Financial Statement Data Extraction

Our team has developed a web application that processes scanned PDF files, separating each page and extracting pre-configured data structures from it.

The problem

The main problem was the extraction and collecting of the needed financial data. As an official source of this information, the Bulgarian Trade Register offers only scanned documents with Annual Financial Reports, so we should develop a solution which extracts and converts the scanned data into Machine readable format for our model.

The solution

The system works with one or more, manually submitted or taken automatically from the commercial register, documents. The operator has the opportunity to track the whole process and make adjustments at each stage. In addition, our development offers setting rules and automatic data checks that can be configured by an operator, as well as event logs. The extracted data are lists of accounting codes for many years and companies converted into a format suitable for processing by other systems, which allows integration with various financial software.

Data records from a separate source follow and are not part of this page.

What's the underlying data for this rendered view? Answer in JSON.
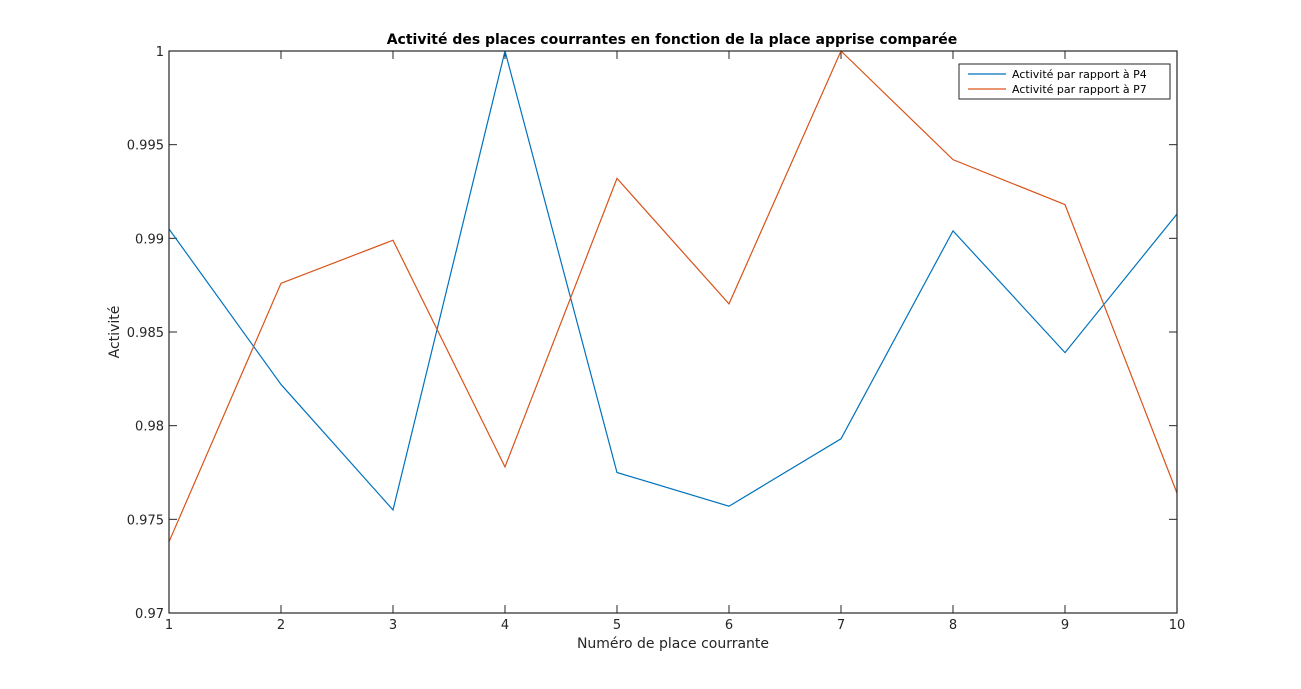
{
  "chart_data": {
    "type": "line",
    "title": "Activité des places courrantes en fonction de la place apprise comparée",
    "xlabel": "Numéro de place courrante",
    "ylabel": "Activité",
    "x": [
      1,
      2,
      3,
      4,
      5,
      6,
      7,
      8,
      9,
      10
    ],
    "xlim": [
      1,
      10
    ],
    "ylim": [
      0.97,
      1
    ],
    "xticks": [
      1,
      2,
      3,
      4,
      5,
      6,
      7,
      8,
      9,
      10
    ],
    "yticks": [
      0.97,
      0.975,
      0.98,
      0.985,
      0.99,
      0.995,
      1
    ],
    "ytick_labels": [
      "0.97",
      "0.975",
      "0.98",
      "0.985",
      "0.99",
      "0.995",
      "1"
    ],
    "grid": false,
    "legend_position": "top-right",
    "series": [
      {
        "name": "Activité par rapport à P4",
        "color": "#0072BD",
        "values": [
          0.9905,
          0.9822,
          0.9755,
          1.0,
          0.9775,
          0.9757,
          0.9793,
          0.9904,
          0.9839,
          0.9913
        ]
      },
      {
        "name": "Activité par rapport à P7",
        "color": "#D95319",
        "values": [
          0.9738,
          0.9876,
          0.9899,
          0.9778,
          0.9932,
          0.9865,
          1.0,
          0.9942,
          0.9918,
          0.9764
        ]
      }
    ]
  }
}
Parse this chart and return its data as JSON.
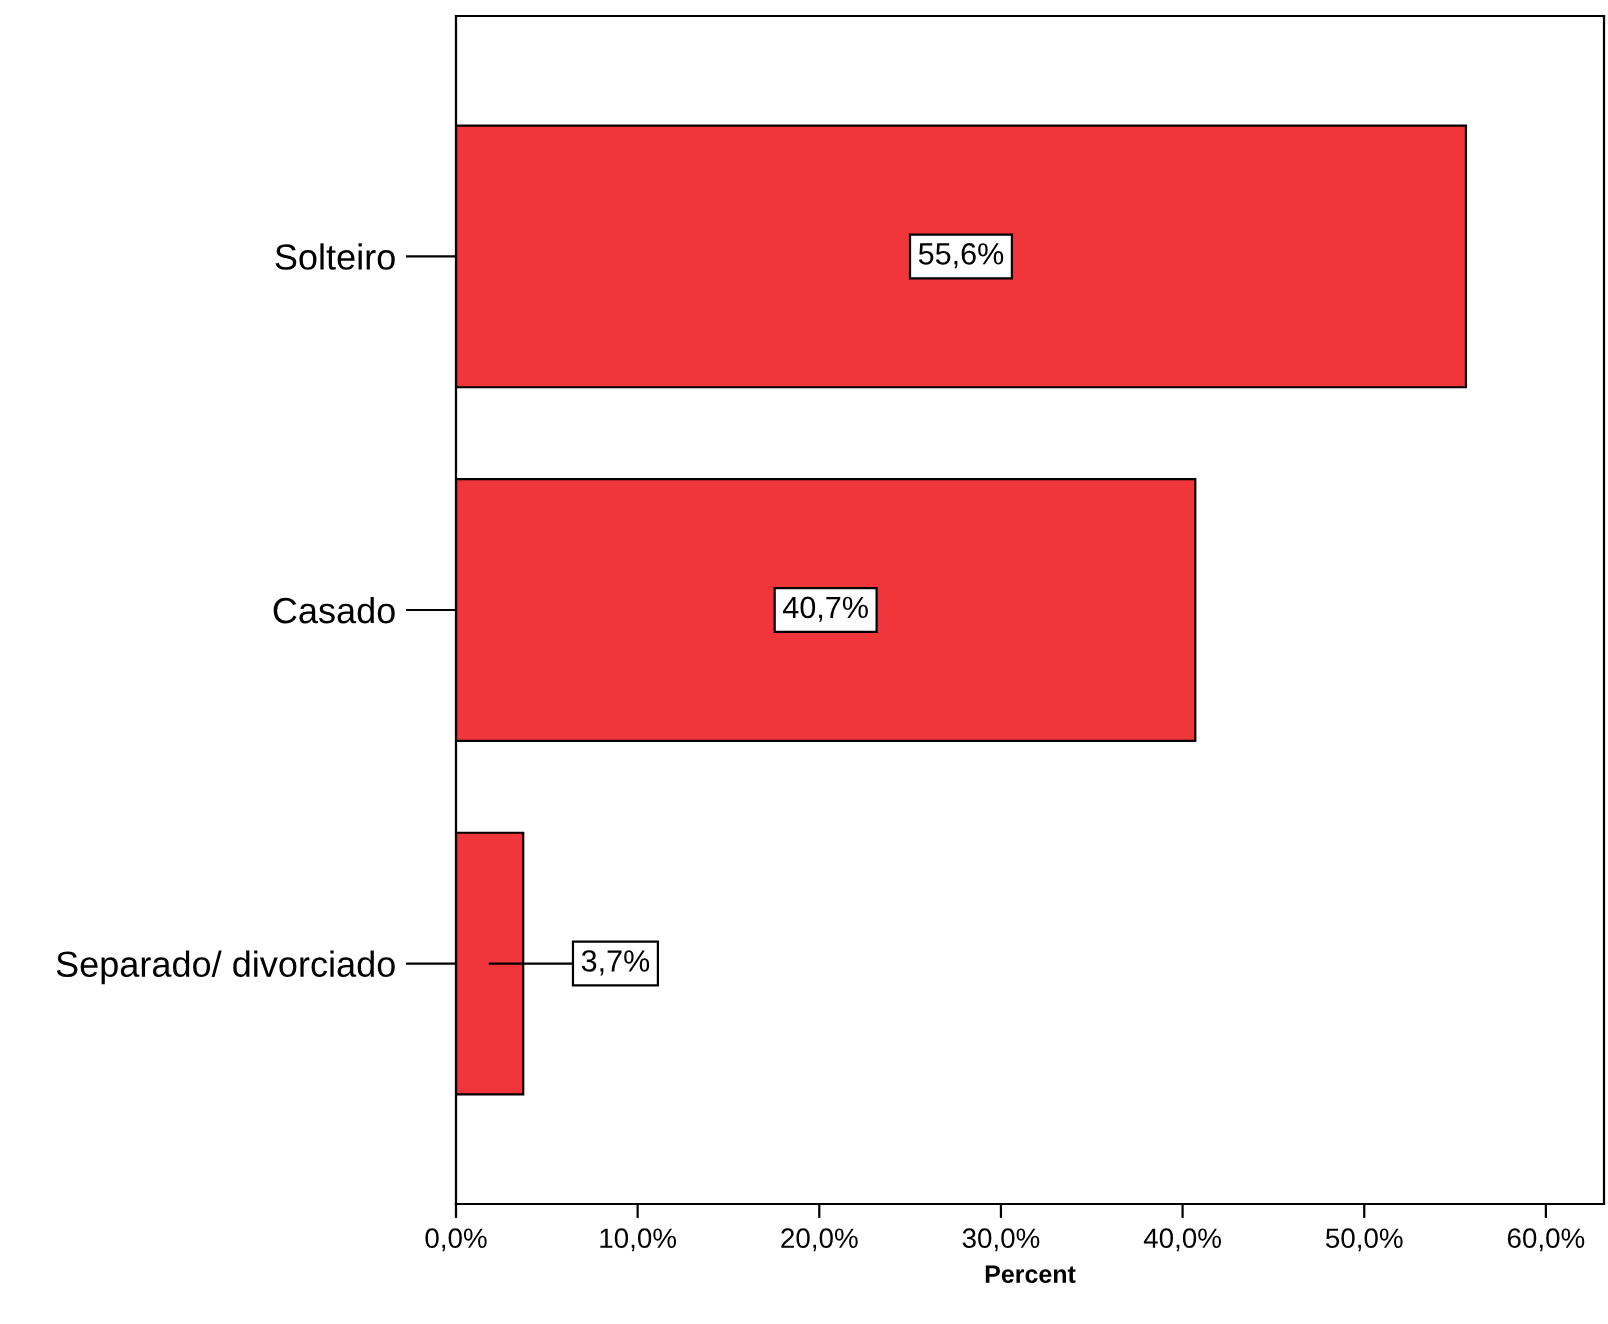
{
  "chart_data": {
    "type": "bar",
    "orientation": "horizontal",
    "categories": [
      "Solteiro",
      "Casado",
      "Separado/ divorciado"
    ],
    "values": [
      55.6,
      40.7,
      3.7
    ],
    "color": "#f0353b",
    "value_labels": [
      "55,6%",
      "40,7%",
      "3,7%"
    ],
    "xlabel": "Percent",
    "xlim": [
      0,
      63.2
    ],
    "xticks": [
      {
        "value": 0,
        "label": "0,0%"
      },
      {
        "value": 10,
        "label": "10,0%"
      },
      {
        "value": 20,
        "label": "20,0%"
      },
      {
        "value": 30,
        "label": "30,0%"
      },
      {
        "value": 40,
        "label": "40,0%"
      },
      {
        "value": 50,
        "label": "50,0%"
      },
      {
        "value": 60,
        "label": "60,0%"
      }
    ],
    "grid": false,
    "legend": false
  }
}
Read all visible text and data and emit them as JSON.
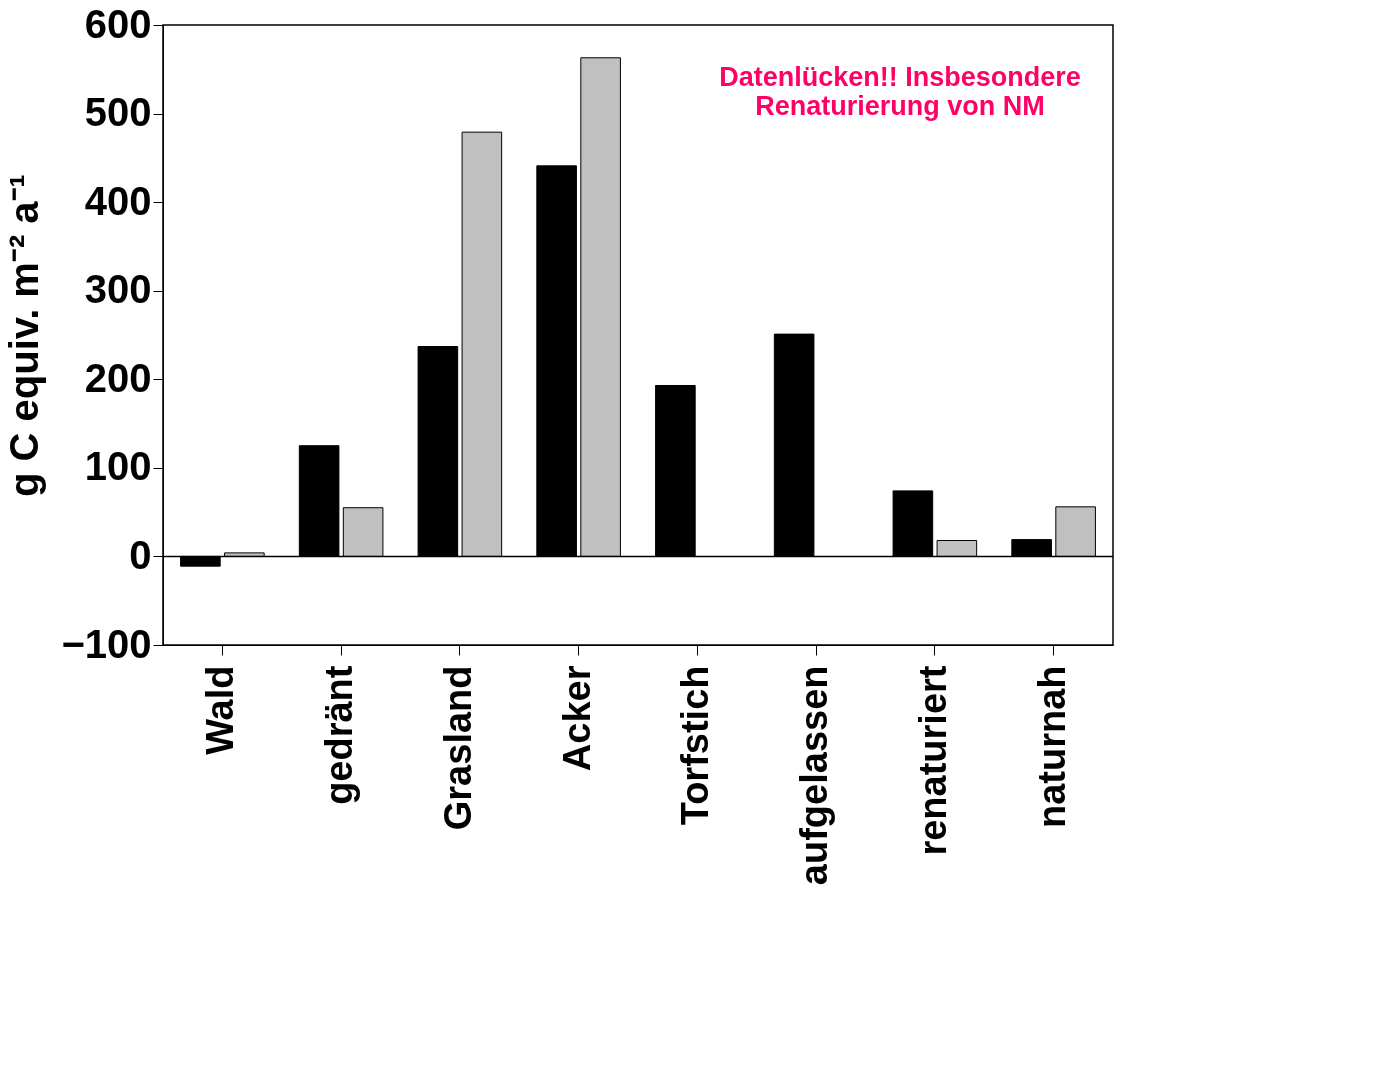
{
  "chart_data": {
    "type": "bar",
    "ylabel": "g C equiv. m⁻² a⁻¹",
    "categories": [
      "Wald",
      "gedränt",
      "Grasland",
      "Acker",
      "Torfstich",
      "aufgelassen",
      "renaturiert",
      "naturnah"
    ],
    "series": [
      {
        "color": "#000000",
        "values": [
          -11,
          125,
          237,
          441,
          193,
          251,
          74,
          19
        ]
      },
      {
        "color": "#c0c0c0",
        "values": [
          4,
          55,
          479,
          563,
          null,
          null,
          18,
          56
        ]
      }
    ],
    "ylim": [
      -100,
      600
    ],
    "yticks": [
      -100,
      0,
      100,
      200,
      300,
      400,
      500,
      600
    ],
    "ref_lines": [
      {
        "axis": "y",
        "value": 0,
        "color": "#000000"
      }
    ],
    "annotations": [
      "Datenlücken!! Insbesondere\nRenaturierung von NM"
    ],
    "grid": false,
    "legend": false
  }
}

Our team was responsible for

Identifying and gathering requirements
UI/UX
Implementing the web user interface
Integration with Machine Learning models

The client

Our client is one of the largest Bulgarian banks, where we are working on a project for a predictive ML model for Credit Risk Analysis. Our solution proceeds raw financial data in a specific format to generate a Risk coefficient.

Frontend technologies

web UI – Angular

How we used ML

To extract the data from scanned documents, we used OCR technologies (pytesseract). To process the raw data effectively, we use powerful machine learning tools and Python libraries. Large Language Models (LLM) are used for interpreting and structuring financial data.For efficient data handling and transformation – Pandas and NumPy.